Мансуров лежал на операционном столе. Хирург действовал сноровисто: противостолбнячный укол, несколько обезболивающих. Но, все равно, едва начал он накладывать швы, боль сделалась нестерпимой, обеими руками Мансуров схватился за края стола, пот лился обильными струйками, и одна из сестер осторожно вытерла дрессировщику лицо.
— Недолго осталось, — ободряюще сказал хирург. И верно, разогнулся вскоре. — А теперь домой. Спокойно лежать. Будем надеяться, что заживление пойдет нормально, и тогда дней через семь-восемь...
Спокойно лежать! Мансуров прикрыл глаза и увидел свой номер в гостинице: мягкая постель, удобный диван. И если плотно затворить дверь в тамбур,— снаружи, из коридора, ни малейшего шума.
— Самое главное — полный покой! — повторил хирург.
Но ведь вот что странно: стоило дрессировщику, мысленно обозревая свое жилье, добраться до дверей, ведущих из номера в коридор, как тотчас развернулась перед ним дорога в цирк. Вся развернулась: подъезд гостиницы, три квартала вперед по проспекту, площадь, в глубине которой здание цирка. А потом боковой служебный вход. Ворота конюшни. И сразу за ними — острый запах. Запах зверей, с которыми он привык делить жизнь, работу, успех... «Как-то Эмма? Успокоилась ли?»... Подумал об этом и тотчас услыхал — так отчетливо, будто и впрямь находился за кулисами,— нарастающий шум переполненного зала.

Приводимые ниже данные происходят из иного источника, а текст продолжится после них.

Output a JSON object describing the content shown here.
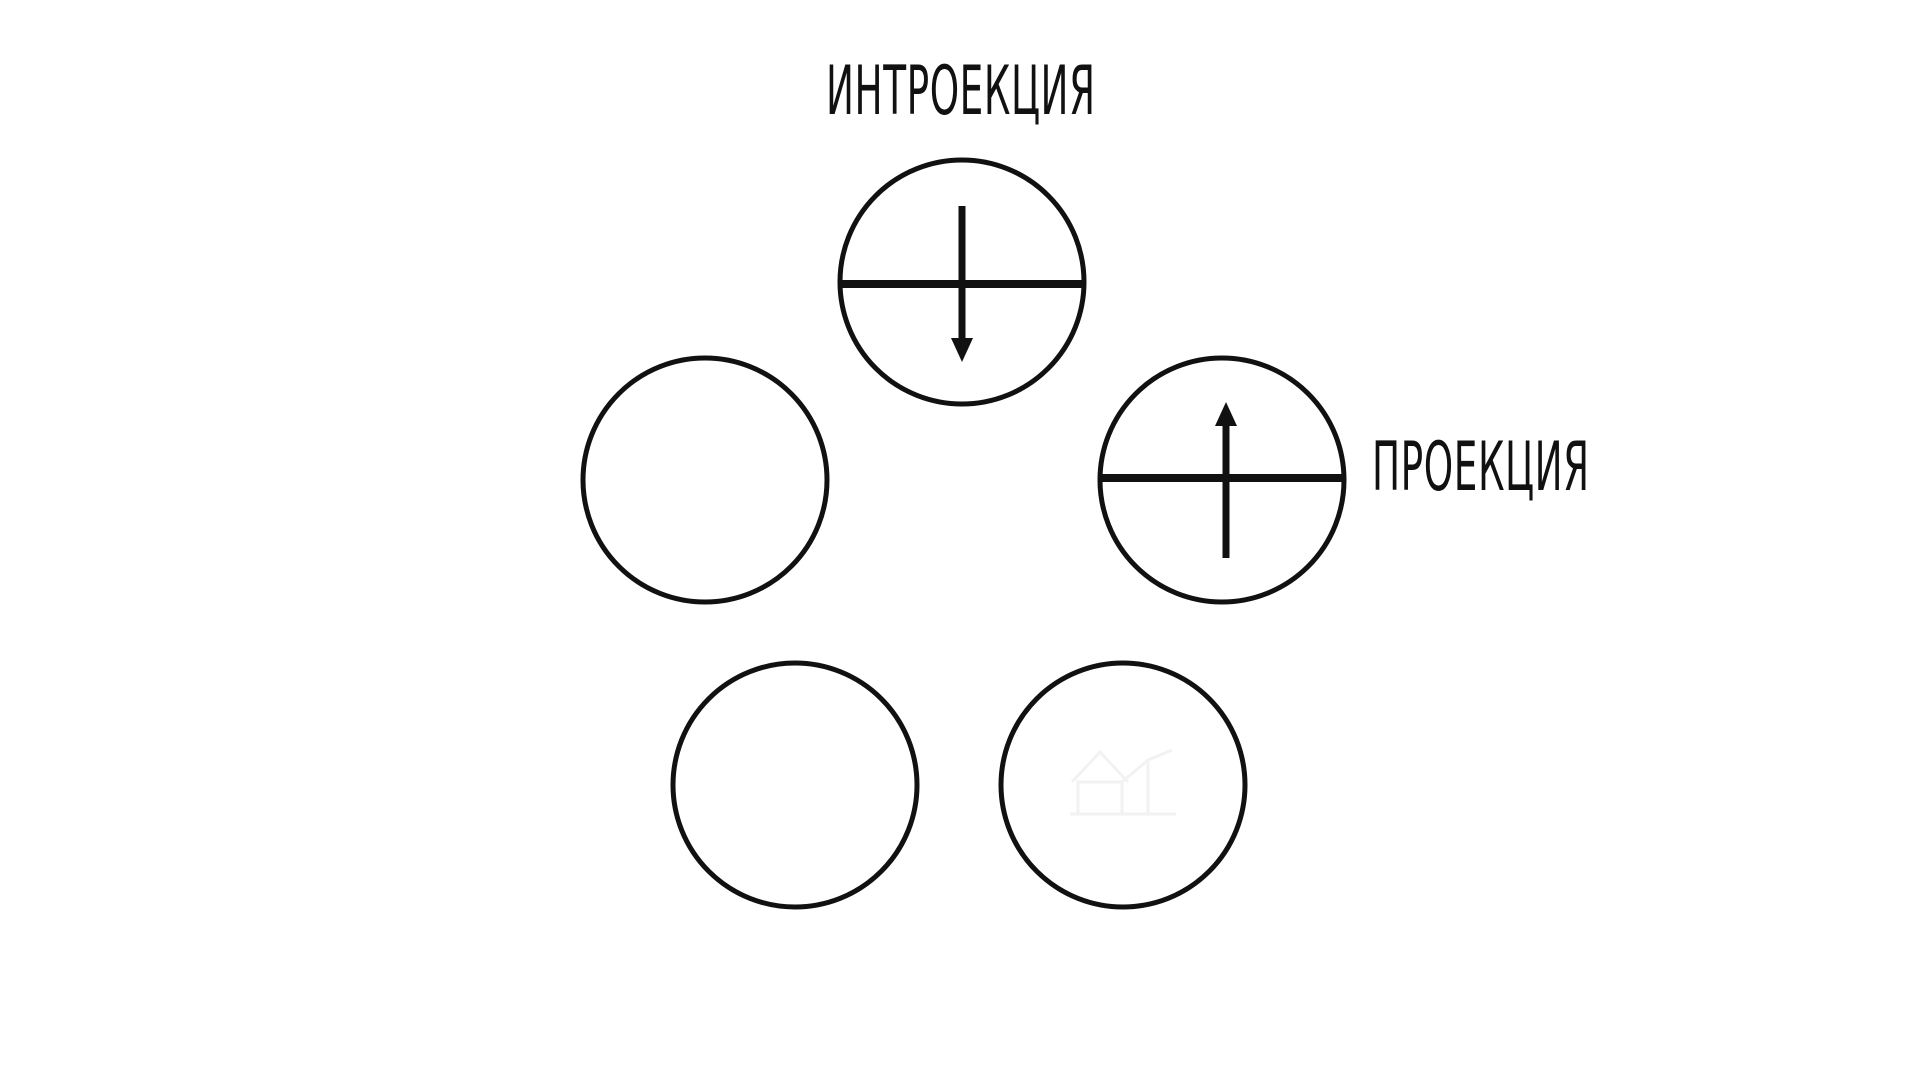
{
  "labels": {
    "introjection": "ИНТРОЕКЦИЯ",
    "projection": "ПРОЕКЦИЯ"
  },
  "colors": {
    "stroke": "#111111",
    "background": "#ffffff",
    "faint_icon": "#f2f2f2"
  },
  "icons": {
    "faint_house": "house-icon"
  }
}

— Который час? — спросил Мансуров.
Хирург ответил, переглянувшись с сестрами.
— Помогите мне встать, — попросил Мансуров.
Свесил ноги. Стал на ноги. Они слушались плохо.
— Помогите мне выйти... Спасибо, товарищ доктор.
Директор руками всплеснул, увидя плотно перебинтованную голову:
— Сейчас, голубчик, сейчас! Сейчас отвезу в гостиницу!
— В цирк! — перебил Мансуров.
— В таком состоянии? Думать не смей!
— Антракт кончается... Скорее в цирк!
Решимость артиста, казалось, должна была обрадовать директора: программа спасена, все пойдет дальше своим нормальным ходом... Однако директор видел перед собой человека, только что сошедшего с операционного стола, и потому вскричал, отгоняя малодушное искушение:
— Не допущу! Я тебе не изверг, не эксплуататор! Уж как-нибудь выкру чусь сам!
— Скорее в цирк! — еще требовательнее в третий раз сказал Мансу ров...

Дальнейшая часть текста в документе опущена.